Un aspect souvent négligé dans la comparaison entre les modes de transport est celui de la sécurité. Les données disponibles montrent qu’en termes de kilomètres parcourus, l’avion est le moyen de transport le plus sûr au monde. Selon les statistiques de l’International Air Transport Association (IATA), en 2023, il ne s’est produit qu’un seul accident grave pour 2.26 millions de vols. Le taux de mortalité par passager-kilomètre est inférieur à 0.1 décès par milliard de kilomètres, un chiffre extrêmement bas grâce au haut niveau d’automatisation, aux normes internationales de maintenance et de formation, et à la gestion centralisée du trafic aérien.
Le train est également considéré comme très sûr, notamment dans les pays disposant d’infrastructures modernes et de systèmes numériques avancés : le taux de mortalité moyen se situe entre 0.2 et 0.5 décès par milliard de passagers-kilomètre. En contraste net, l’automobile – bien qu’étant le moyen de transport le plus utilisé – est aussi le plus dangereux: les taux de mortalité varient entre 5 et 7 décès par milliard de kilomètres en Europe, et sont encore plus élevés dans d’autres régions du monde. La conduite privée, fortement exposée aux erreurs humaines, est la principale cause de mortalité chez les jeunes au niveau mondial, selon l’Organisation mondiale de la santé. Ces données soulignent que la sécurité ne doit pas être considérée uniquement comme un aspect technique, mais comme un critère fondamental dans la planification d’une mobilité véritablement durable.
Interconnexions sociales
Une dimension rarement prise en compte concerne l’impact social des connexions créées par le fait de voyager. L’augmentation de la mobilité internationale a favorisé, notamment au cours des dernières décennies, un rapprochement entre personnes et communautés qui, autrement, seraient restées éloignées, contribuant ainsi à réduire les incompréhensions culturelles, les préjugés et les conflits. Il s’agit d’un effet difficile à mesurer de manière quantitative, mais qui pourrait avoir un poids considérable à long terme: plus de voyages et plus d’interactions peuvent signifier davantage d’occasions de dialogue, d’empathie et d’apprentissage mutuel.
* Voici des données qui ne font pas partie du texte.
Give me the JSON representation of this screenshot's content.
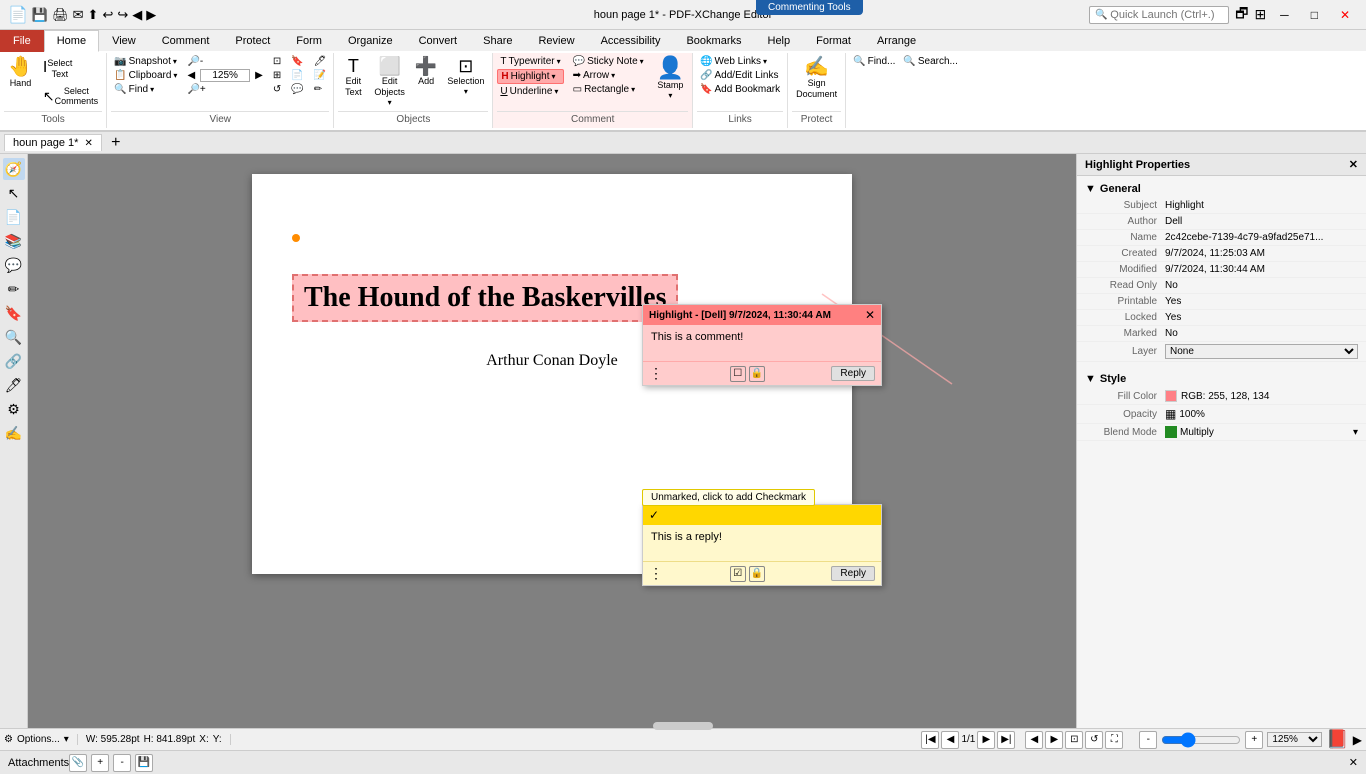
{
  "titlebar": {
    "title": "houn page 1* - PDF-XChange Editor",
    "commenting_bar": "Commenting Tools",
    "search_placeholder": "Quick Launch (Ctrl+.)",
    "min_btn": "─",
    "max_btn": "□",
    "close_btn": "✕"
  },
  "ribbon_tabs": [
    "File",
    "Home",
    "View",
    "Comment",
    "Protect",
    "Form",
    "Organize",
    "Convert",
    "Share",
    "Review",
    "Accessibility",
    "Bookmarks",
    "Help",
    "Format",
    "Arrange"
  ],
  "tools": {
    "hand": "Hand",
    "select_text": "Select\nText",
    "select_comments": "Select\nComments",
    "snapshot": "Snapshot",
    "clipboard": "Clipboard",
    "find": "Find",
    "edit_text": "Edit\nText",
    "edit_objects": "Edit\nObjects",
    "add": "Add",
    "selection": "Selection",
    "typewriter": "Typewriter",
    "highlight": "Highlight",
    "underline": "Underline",
    "sticky_note": "Sticky Note",
    "arrow": "Arrow",
    "rectangle": "Rectangle",
    "stamp": "Stamp",
    "web_links": "Web Links",
    "add_edit_links": "Add/Edit Links",
    "add_bookmark": "Add Bookmark",
    "sign_document": "Sign\nDocument",
    "find_toolbar": "Find...",
    "search": "Search..."
  },
  "groups": {
    "tools": "Tools",
    "view": "View",
    "objects": "Objects",
    "comment": "Comment",
    "links": "Links",
    "protect": "Protect"
  },
  "doc_tab": {
    "name": "houn page 1*",
    "modified": true
  },
  "document": {
    "title": "The Hound of the Baskervilles",
    "author": "Arthur Conan Doyle"
  },
  "comment_popup": {
    "header": "Highlight - [Dell]  9/7/2024, 11:30:44 AM",
    "body": "This is a comment!",
    "reply_btn": "Reply",
    "close_btn": "✕"
  },
  "reply_popup": {
    "body": "This is a reply!",
    "reply_btn": "Reply",
    "tooltip": "Unmarked, click to add Checkmark"
  },
  "properties_panel": {
    "title": "Highlight Properties",
    "close_btn": "✕",
    "general_section": "General",
    "style_section": "Style",
    "properties": {
      "subject_label": "Subject",
      "subject_value": "Highlight",
      "author_label": "Author",
      "author_value": "Dell",
      "name_label": "Name",
      "name_value": "2c42cebe-7139-4c79-a9fad25e71...",
      "created_label": "Created",
      "created_value": "9/7/2024, 11:25:03 AM",
      "modified_label": "Modified",
      "modified_value": "9/7/2024, 11:30:44 AM",
      "readonly_label": "Read Only",
      "readonly_value": "No",
      "printable_label": "Printable",
      "printable_value": "Yes",
      "locked_label": "Locked",
      "locked_value": "Yes",
      "marked_label": "Marked",
      "marked_value": "No",
      "layer_label": "Layer",
      "layer_value": "None",
      "fillcolor_label": "Fill Color",
      "fillcolor_value": "RGB: 255, 128, 134",
      "opacity_label": "Opacity",
      "opacity_value": "100%",
      "blendmode_label": "Blend Mode",
      "blendmode_value": "Multiply"
    }
  },
  "status_bar": {
    "options": "Options...",
    "width": "W: 595.28pt",
    "height": "H: 841.89pt",
    "x": "X:",
    "y": "Y:",
    "page": "1/1",
    "zoom": "125%"
  },
  "bottom_bar": {
    "label": "Attachments"
  },
  "colors": {
    "highlight_fill": "#FF8086",
    "reply_bg": "#FFD700",
    "comment_bg": "#FF8080",
    "accent_blue": "#1e5fa8"
  }
}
Dans une perspective historique, la facilité à voyager constitue sans doute l’un des antidotes les plus efficaces aux tensions qui ont marqué des siècles de conflits entre peuples et nations. Il s’agit évidemment d’un sujet complexe, qui comporte des limites importantes, notamment en lien avec les formes de tourisme post-fordiste et le phénomène de surtourisme (overtourism), dynamiques sociales susceptibles, dans certains cas, d’accentuer les tensions et les incompréhensions.
Repenser la mobilité durable
La pollution causée par l’aviation est l’un de ces sujets privilégiés par certaines approches idéologiques, héritées d’une époque où l’on accusait les traînées de condensation des avions de provoquer le refroidissement climatique - une théorie en vogue jusqu’au début des années 1980. Dans une perspective plus structurée et fondée sur des données, ces récits ne trouvent pas de confirmation significative: la culpabilisation des passagers au moment de l’embarquement est clairement malvenue, et les appels qui y font recours sont non seulement inutiles, mais aussi contre-productifs, dans la mesure où ils détournent l’attention des secteurs qui nécessitent réellement davantage d’interventions et de vigilance.
À cet égard, les statistiques sur l’évolution des émissions sont particulièrement révélatrices :
https://ourworldindata.org/emissions-by-sector#energy-electricity-heat-and-transport-73-2
Pour que la mobilité puisse véritablement être qualifiée de durable, il est nécessaire d’adopter une vision large et inclusive. Être durable ne signifie pas seulement réduire les émissions, mais garantir un système de transport accessible à tous, pérenne dans le temps, et attentif aux différents pôles d’intérêt: environnemental, social et économique.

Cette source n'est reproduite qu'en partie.